Les disciples de Jésus sont moins nombreux que par le passé. D’où leur réflexe compréhensible de se serrer les coudes. À cette attitude centripète s’ajoute souvent la déclaration de leur fierté d’être chrétiens. Non seulement les jeunes ont moins de réticences que leurs aînés à revendiquer leur foi, mais ils n’hésitent pas à proclamer leur fierté d’être les disciples du Christ.
Aucun mérite à être disciples du Christ
Cependant, devant une telle attitude "décomplexée", la question se pose : ce contentement de figurer parmi ceux qui suivent Jésus est-il… chrétien ? Le Christ ne prône-t-il pas l’humilité du publicain devant la satisfaction du pharisien ? Saint Paul ne nous invite-t-il pas à considérer les autres comme supérieurs à nous ? Dans ces conditions, peut-on continuer à étaler notre fierté d’être chrétien ? N’est-ce pas contradictoire ?
Cela le serait si cette fierté résultait des mérites que les chrétiens auraient accumulés pour accéder par eux-mêmes à la dignité de disciples du Fils de Dieu. Or telle n’est pas la condition spirituelle des chrétiens. Nous sommes disciples de Jésus par pure grâce de Dieu qui nous a appelés à venir à son Fils par miséricorde : nous n’y avons aucun mérite (Jn 6, 44). Nous n’avons aucune créance à faire valoir sur Dieu — créance qui nous rendrait "fier" d’être comptés parmi ses élus parce que ce statut découlerait d’une justice, d’un dû à notre endroit. Or, la condition du chrétien est à l’opposé d’une telle superbe. Il est un pécheur pardonné.

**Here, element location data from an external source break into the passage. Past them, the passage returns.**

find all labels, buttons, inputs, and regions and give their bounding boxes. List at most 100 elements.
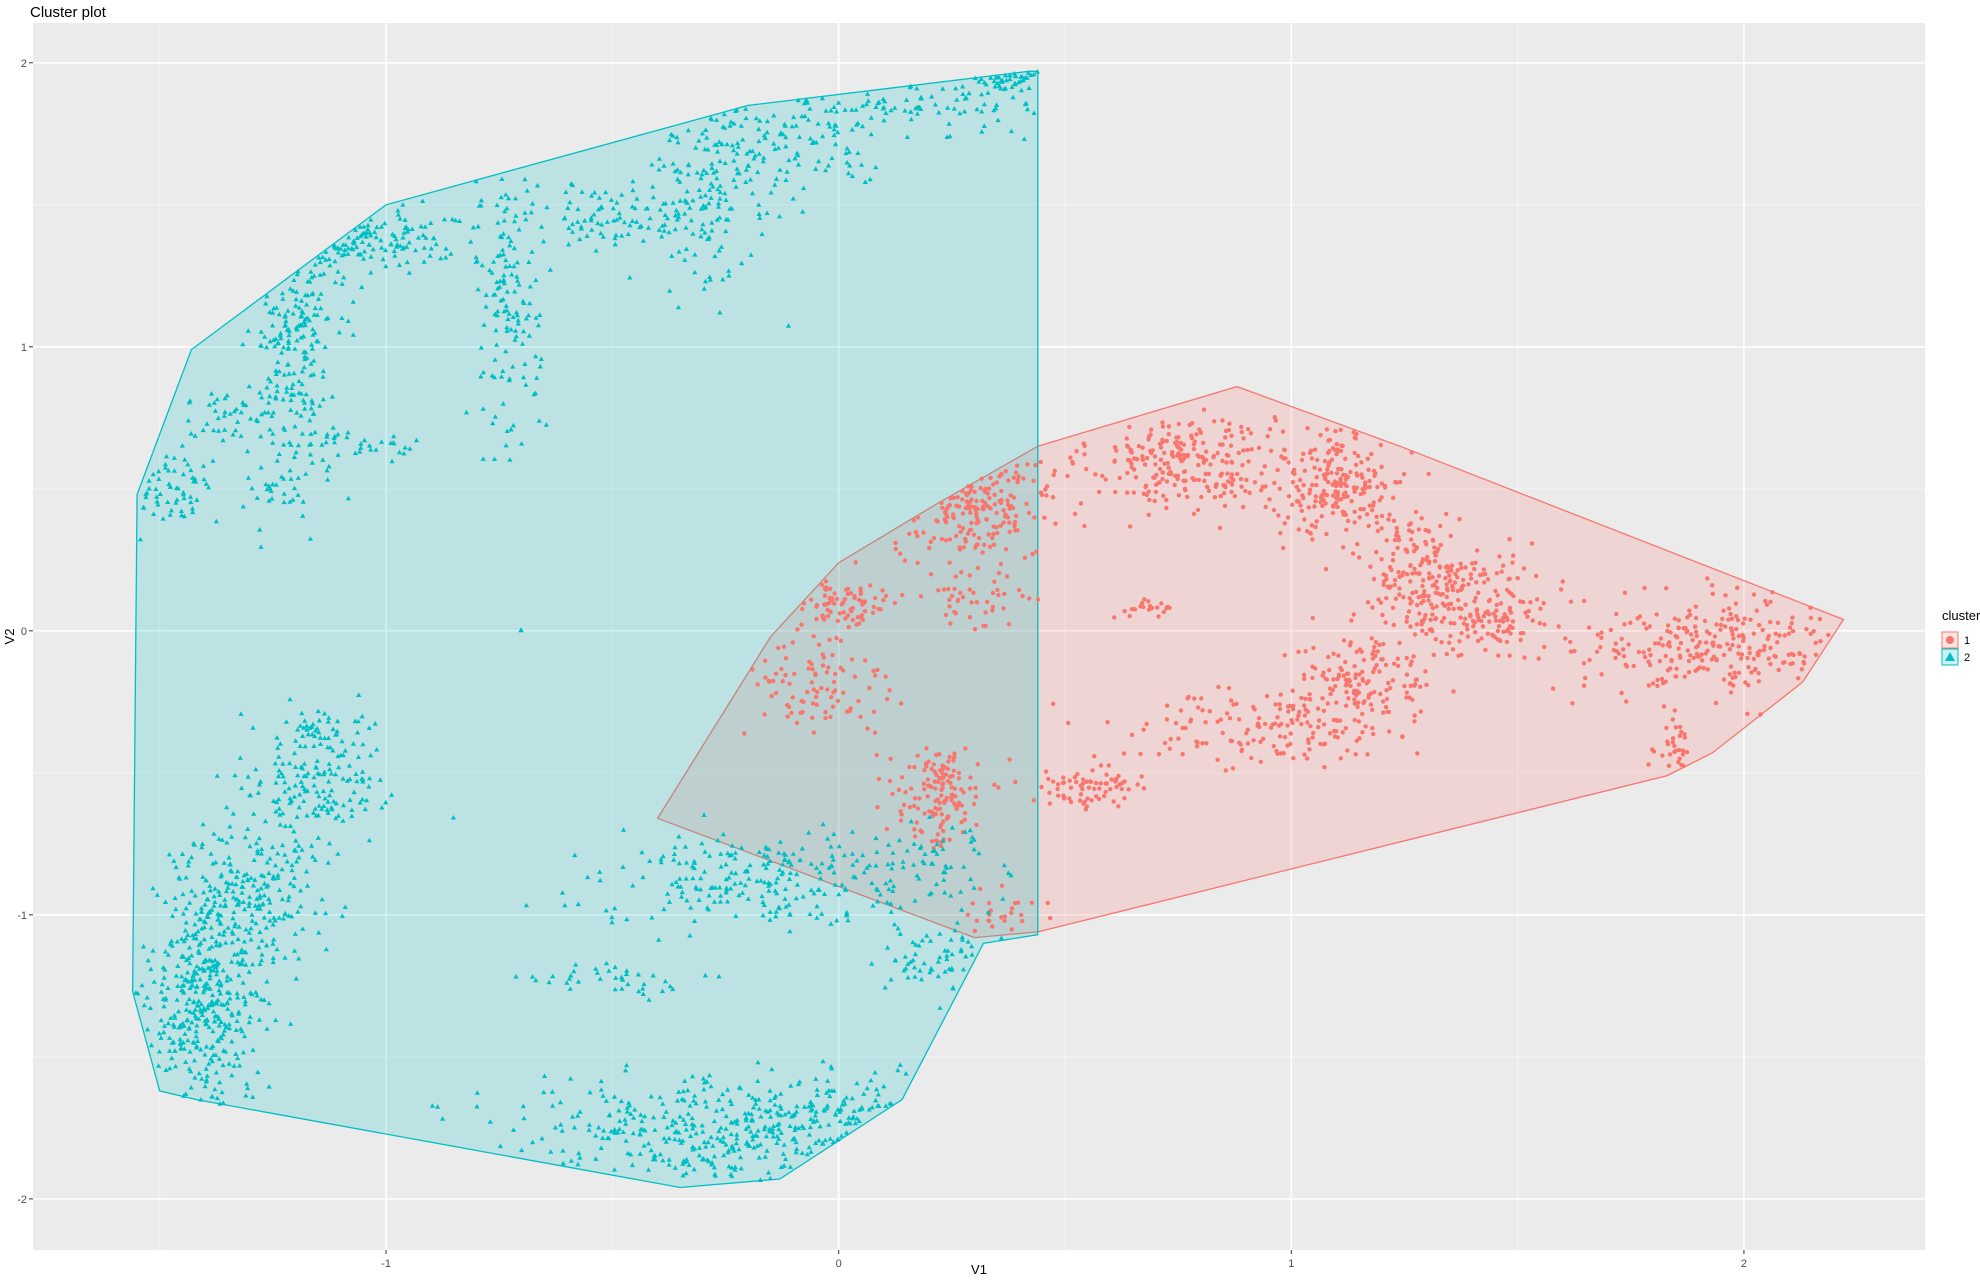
cluster-2-point [717,884,723,890]
cluster-2-point [187,960,193,966]
cluster-1-point [1201,440,1206,446]
cluster-2-point [336,329,342,335]
cluster-2-point [372,721,378,726]
cluster-1-point [1682,674,1687,679]
cluster-2-point [344,434,350,440]
cluster-2-point [902,954,908,959]
x-axis-title: V1 [971,1262,987,1277]
cluster-1-point [1736,633,1742,639]
cluster-2-point [992,83,998,89]
cluster-2-point [504,205,510,211]
cluster-1-point [1368,691,1374,696]
cluster-2-point [734,1132,740,1137]
cluster-1-point [1345,494,1350,499]
cluster-2-point [478,345,484,350]
cluster-2-point [718,851,724,856]
cluster-1-point [1371,468,1377,474]
cluster-1-point [1421,578,1426,583]
cluster-2-point [941,877,947,882]
cluster-1-point [1009,910,1014,916]
cluster-2-point [183,935,189,941]
cluster-2-point [204,981,210,986]
cluster-2-point [298,413,304,418]
x-tick-label: 0 [836,1258,842,1270]
cluster-1-point [1285,723,1290,728]
cluster-2-point [719,1106,725,1112]
cluster-2-point [245,1085,251,1091]
cluster-1-point [1337,718,1343,723]
cluster-2-point [620,827,627,832]
cluster-2-point [291,828,297,834]
cluster-1-point [1384,576,1389,582]
cluster-1-point [783,656,789,661]
cluster-1-point [1379,464,1384,470]
cluster-2-point [355,251,361,257]
cluster-1-point [935,779,941,784]
cluster-2-point [932,102,938,107]
cluster-2-point [400,235,406,240]
cluster-1-point [1710,591,1716,596]
cluster-1-point [941,819,946,824]
cluster-1-point [1435,585,1440,591]
cluster-2-point [258,544,264,549]
cluster-2-point [624,1105,630,1110]
cluster-1-point [971,590,976,595]
cluster-1-point [795,627,800,632]
cluster-2-point [279,842,286,848]
cluster-1-point [1748,617,1753,622]
cluster-2-point [193,1015,199,1021]
cluster-1-point [1067,796,1072,801]
cluster-2-point [638,1112,644,1117]
cluster-2-point [298,391,304,396]
cluster-1-point [1659,676,1665,682]
cluster-2-point [702,1098,708,1104]
cluster-2-point [503,303,509,308]
cluster-2-point [187,1049,193,1054]
cluster-2-point [593,1156,599,1161]
cluster-2-point [254,887,261,893]
cluster-1-point [1309,523,1315,528]
cluster-2-point [249,912,255,917]
cluster-2-point [685,1087,691,1093]
cluster-1-point [1408,521,1414,526]
cluster-1-point [1009,906,1015,911]
cluster-1-point [915,515,921,520]
cluster-2-point [183,1007,189,1012]
cluster-2-point [363,234,369,239]
cluster-2-point [507,242,513,248]
cluster-2-point [253,766,259,772]
cluster-2-point [350,332,356,337]
cluster-2-point [339,315,345,320]
cluster-2-point [802,113,808,118]
cluster-2-point [292,782,298,788]
cluster-2-point [328,804,334,810]
cluster-2-point [188,467,194,473]
cluster-2-point [749,1117,755,1122]
cluster-1-point [991,531,996,537]
cluster-2-point [501,308,507,314]
cluster-2-point [617,1118,623,1123]
cluster-1-point [1310,537,1315,542]
cluster-2-point [288,1021,294,1026]
cluster-2-point [715,837,721,843]
cluster-2-point [566,225,572,230]
cluster-2-point [652,1127,658,1132]
cluster-2-point [316,803,322,808]
cluster-2-point [670,1118,676,1123]
cluster-1-point [972,627,978,632]
cluster-2-point [813,1109,819,1114]
cluster-2-point [161,975,167,980]
cluster-1-point [800,606,805,612]
cluster-2-point [180,1040,186,1045]
cluster-2-point [598,204,604,209]
cluster-2-point [696,1145,703,1150]
cluster-1-point [1426,471,1431,477]
cluster-1-point [1192,439,1198,444]
cluster-1-point [929,766,934,772]
cluster-2-point [382,247,389,253]
cluster-2-point [922,851,928,856]
cluster-1-point [1493,588,1498,594]
cluster-2-point [248,416,254,421]
cluster-1-point [1229,433,1234,438]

La grandeur de la vocation chrétienne
Est-ce à dire que toute fierté est à proscrire pour le chrétien ? Cela dépend de l’objet sur lequel elle porte. Si notre fierté concerne l’état de service que nous pouvons faire valoir, alors elle est nulle et non avenue. Le Christ ne dit-il pas que nous sommes "des serviteurs inutiles" (Lc 17,10) ? En revanche, si notre fierté porte sur la grandeur de notre vocation, sur la sublimité de la destinée que Dieu nous réserve dans l’éternité (et qu’Il nous octroie en partie dès maintenant), alors oui, cette fierté est légitime. Car aucune religion n’a jamais promis à ses adeptes une dignité pareille à celle que la foi chrétienne réserve aux disciples de Jésus. Il ne s’agit rien moins que de devenir fils de Dieu ! De partager la vie de la Trinité, d’entrer dans la communion d’amour des Trois Personnes divines, d’être admis à leur table ! Vertigineuse vocation ! Dieu nous rend semblables à Lui, nous admet en sa compagnie en nous appelant à ne faire plus qu’un avec Lui, et cela sans nous dissoudre en Lui mais nous conservant notre personnalité. A-t-on jamais rien vu quelque chose d’aussi grandiose ?
Envisagée sur ce plan, la condition chrétienne peut légitimement être l’objet de fierté. En n’omettant pas d’ajouter que tout le monde peut y accéder, qu’il n’y a pas d’exclusive liée au statut social ou ethnique, au genre, à la capacité intellectuelle. Tous sans exception y sont admis. L’œuvre divine dépasse ce que l’homme peut concevoir et imaginer. Aussi, ressentir de la fierté à ce que Dieu fasse de telles œuvres en notre faveur ne représente pas une marque d’orgueil. Un tel dessein de la part de Dieu nous révèle que l’homme est décidemment un être incommensurable pour être l’objet d’une telle bonté, d’une telle munificence de la part du Très-Haut. "Le Puissant fit pour moi des merveilles" s’écrie la Vierge Marie (Lc 1, 40). Il ne s’agit pas de se vanter mais de reconnaître simplement que l’homme est une créature grandiose pour être appelé à une telle destinée : être divinisé en devant fils du Très-Haut.